Mając niecałe 20 lat byłam młodą wariatką, i wiele się nie zmieniło, nie licząc mojego miejsca zamieszkania które zmienia się regularnie bo taka ze mnie podróżniczka. Sytuacja działa się gdy mieszkałam przez kilka miesięcy w Los Angeles .
Będąc tam poznałam kilka osób które poleciły mi prywatne imprezy dla swingersów. Po dokładnym śledztwie okazało się że miejsce to jest nazywane klubem swingers, mimo że jest w pełni prywatne.
Obecnie miejsc takich nie brakuje ale kilka lat temu to było coś, tak więc postanowiłam się wybrać. Wszystko było dopięte na ostatni guzik dość szybko i w piątek wieczorem znałam już adres i miałam zaproszenie. W sobotnie popołudnie zaczęłam się szykować, prysznic i poprawa depilacji, mała kąpiel z olejkami, i wreszcie wybór stroju. Na takie okacje zazwyczaj mam problem ze strojem, ponieważ za dużó możłiwości przyprawia o zawrót głowy.

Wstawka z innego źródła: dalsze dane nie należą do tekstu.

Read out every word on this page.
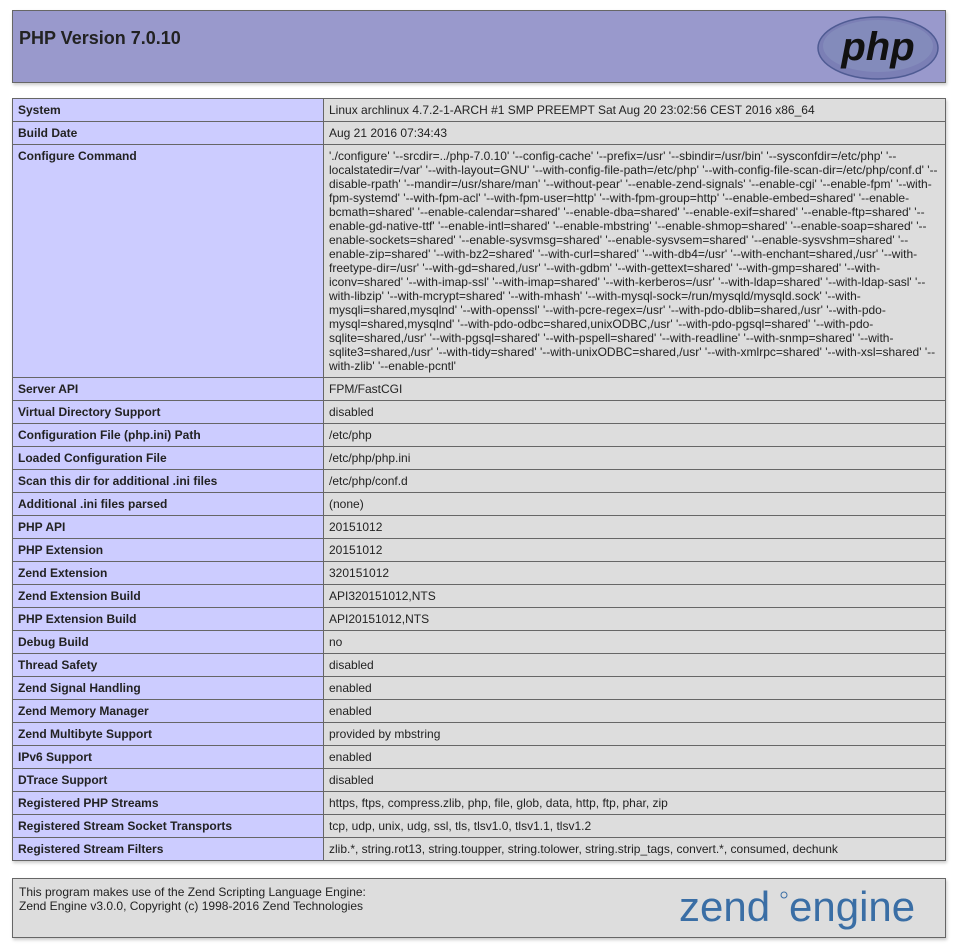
PHP Version 7.0.10	php
System	Linux archlinux 4.7.2-1-ARCH #1 SMP PREEMPT Sat Aug 20 23:02:56 CEST 2016 x86_64
Build Date	Aug 21 2016 07:34:43
Configure Command	'./configure' '--srcdir=../php-7.0.10' '--config-cache' '--prefix=/usr' '--sbindir=/usr/bin' '--sysconfdir=/etc/php' '--localstatedir=/var' '--with-layout=GNU' '--with-config-file-path=/etc/php' '--with-config-file-scan-dir=/etc/php/conf.d' '--disable-rpath' '--mandir=/usr/share/man' '--without-pear' '--enable-zend-signals' '--enable-cgi' '--enable-fpm' '--with-fpm-systemd' '--with-fpm-acl' '--with-fpm-user=http' '--with-fpm-group=http' '--enable-embed=shared' '--enable-bcmath=shared' '--enable-calendar=shared' '--enable-dba=shared' '--enable-exif=shared' '--enable-ftp=shared' '--enable-gd-native-ttf' '--enable-intl=shared' '--enable-mbstring' '--enable-shmop=shared' '--enable-soap=shared' '--enable-sockets=shared' '--enable-sysvmsg=shared' '--enable-sysvsem=shared' '--enable-sysvshm=shared' '--enable-zip=shared' '--with-bz2=shared' '--with-curl=shared' '--with-db4=/usr' '--with-enchant=shared,/usr' '--with-freetype-dir=/usr' '--with-gd=shared,/usr' '--with-gdbm' '--with-gettext=shared' '--with-gmp=shared' '--with-iconv=shared' '--with-imap-ssl' '--with-imap=shared' '--with-kerberos=/usr' '--with-ldap=shared' '--with-ldap-sasl' '--with-libzip' '--with-mcrypt=shared' '--with-mhash' '--with-mysql-sock=/run/mysqld/mysqld.sock' '--with-mysqli=shared,mysqlnd' '--with-openssl' '--with-pcre-regex=/usr' '--with-pdo-dblib=shared,/usr' '--with-pdo-mysql=shared,mysqlnd' '--with-pdo-odbc=shared,unixODBC,/usr' '--with-pdo-pgsql=shared' '--with-pdo-sqlite=shared,/usr' '--with-pgsql=shared' '--with-pspell=shared' '--with-readline' '--with-snmp=shared' '--with-sqlite3=shared,/usr' '--with-tidy=shared' '--with-unixODBC=shared,/usr' '--with-xmlrpc=shared' '--with-xsl=shared' '--with-zlib' '--enable-pcntl'
Server API	FPM/FastCGI
Virtual Directory Support	disabled
Configuration File (php.ini) Path	/etc/php
Loaded Configuration File	/etc/php/php.ini
Scan this dir for additional .ini files	/etc/php/conf.d
Additional .ini files parsed	(none)
PHP API	20151012
PHP Extension	20151012
Zend Extension	320151012
Zend Extension Build	API320151012,NTS
PHP Extension Build	API20151012,NTS
Debug Build	no
Thread Safety	disabled
Zend Signal Handling	enabled
Zend Memory Manager	enabled
Zend Multibyte Support	provided by mbstring
IPv6 Support	enabled
DTrace Support	disabled
Registered PHP Streams	https, ftps, compress.zlib, php, file, glob, data, http, ftp, phar, zip
Registered Stream Socket Transports	tcp, udp, unix, udg, ssl, tls, tlsv1.0, tlsv1.1, tlsv1.2
Registered Stream Filters	zlib.*, string.rot13, string.toupper, string.tolower, string.strip_tags, convert.*, consumed, dechunk
This program makes use of the Zend Scripting Language Engine:
Zend Engine v3.0.0, Copyright (c) 1998-2016 Zend Technologies	zend engine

Ostatecznie założyłam czarne stringi i bluzkę na ramiączkach, jak i spódniczkę. Wszystko w tym samym kolorze. Problemem okazała się bluzeczka przez którą nie wszyscy musieli widzieć moje piersi, mimo że wizja ta była podniecająca.
Ostatecznie zabrałam także lekką kurtkę i zwykłe płaskie buty i tym sposobem o godzinie 19 pod mój blok podjechała taksówka. Usiadłam na przednie siedzenie, i po przekazaniu adresu siedziałam wyczekując aż dojedziemy.
Po chwili drogi zauważyłam że kierowca zerka na moje nogi, ponieważ krótka spódniczka ładnie uwydatniała moje itak krótkie nogi. Początkowa chęć zwrócenia mu uwagi zamieniła się miejscem z podnieceniem, wyraźnie poczułam jak moje sutki stawały się coraz twardsze, a między nogami delikatna wilgość także przyszła.
Wtedy będąc w połowie drogi wpadłam na szalony pomysł. Zasymulowałam skurcz, a kierowca pełen troski od razu zainteresował się pomocą ale nie było to konieczne. Chwila wiercenia się na fotelu sprawiła że moja spódniczka podwinęła się, a nienaturalna pozycja odsłoniła kurtkę i do końca drogi mógł podziwiać mój dekold, i piersi ze sterczącymi sutkami pod bluzeczką.
Kiedy dotarliśmy pod wskazany adres podziękowałam i dalej symulując skurcz udałam że nie zauważyłam podciągniętej spódniczki. Wyszłam z samochodu i powoli się rozciągałam dźwigając ręce w górę a następnie przed siebie aż do momentu gdy zaczęłam się pochylać, wtedy widziałam że już gapił się w moją stronę bez ceregieli, oraz bez wszelkich oporów.
Ja antomiast paluszkiem poprawiłam moje majteczki i prostując się pociągnęłam spódniczkę na odpowiednie miejsce, posłałam kierowcy buziaka i dałam do zrozumienia że już dostał zapłatę za kurs, po czym skierowałam się w stronę klubu.
Spotkanie, jak i miejsce okazało się średniej klasy, co innego ludzie którzy tam byli. Już po wejściu poznałam genialnych ludzi, jednakże dopiero w okolicy północy poznałam ich. Toni topaz i Cheryl Blossom . Zwariowane małżeństwo po 30 . Toni niskk krasnal ogrodowy, wysportowana. jednakże z charakteru miałam wrażenie że jest jak mój rówieśnik. Te 30 lata w połączeniu z wysportowaną sylwetką sprawiły że wyglądał jak 25-20-sto latka wzbudzała we mnie przyjemne uczucie podniecenia
. Tak przyjemne że dość szybko przenieśliśmy się na kanapę gdzie mieliśmy wystarczająco miejsca na igraszki i po chwili jej dłoń pieściła moją cipkę. Dodatkowo pokazał mi że całuje naprawdę dobrze dzięki czemu podniecenie rosło z każdą sekundą jak ciasto w piekarniku.
Cały ten czas nie pieprzyłam się z nikim, mimo że był to klub swingers, ale teraz czując te podniecenie. w spodniach pragnęłąm . Gdy potrzeba Toni też była taka duża wstała i rzuciła mnie na kanapę po czym zaczęła robić mi minetkę, jednocześnie zdejmując zarówno majteczki jak i spódniczkę.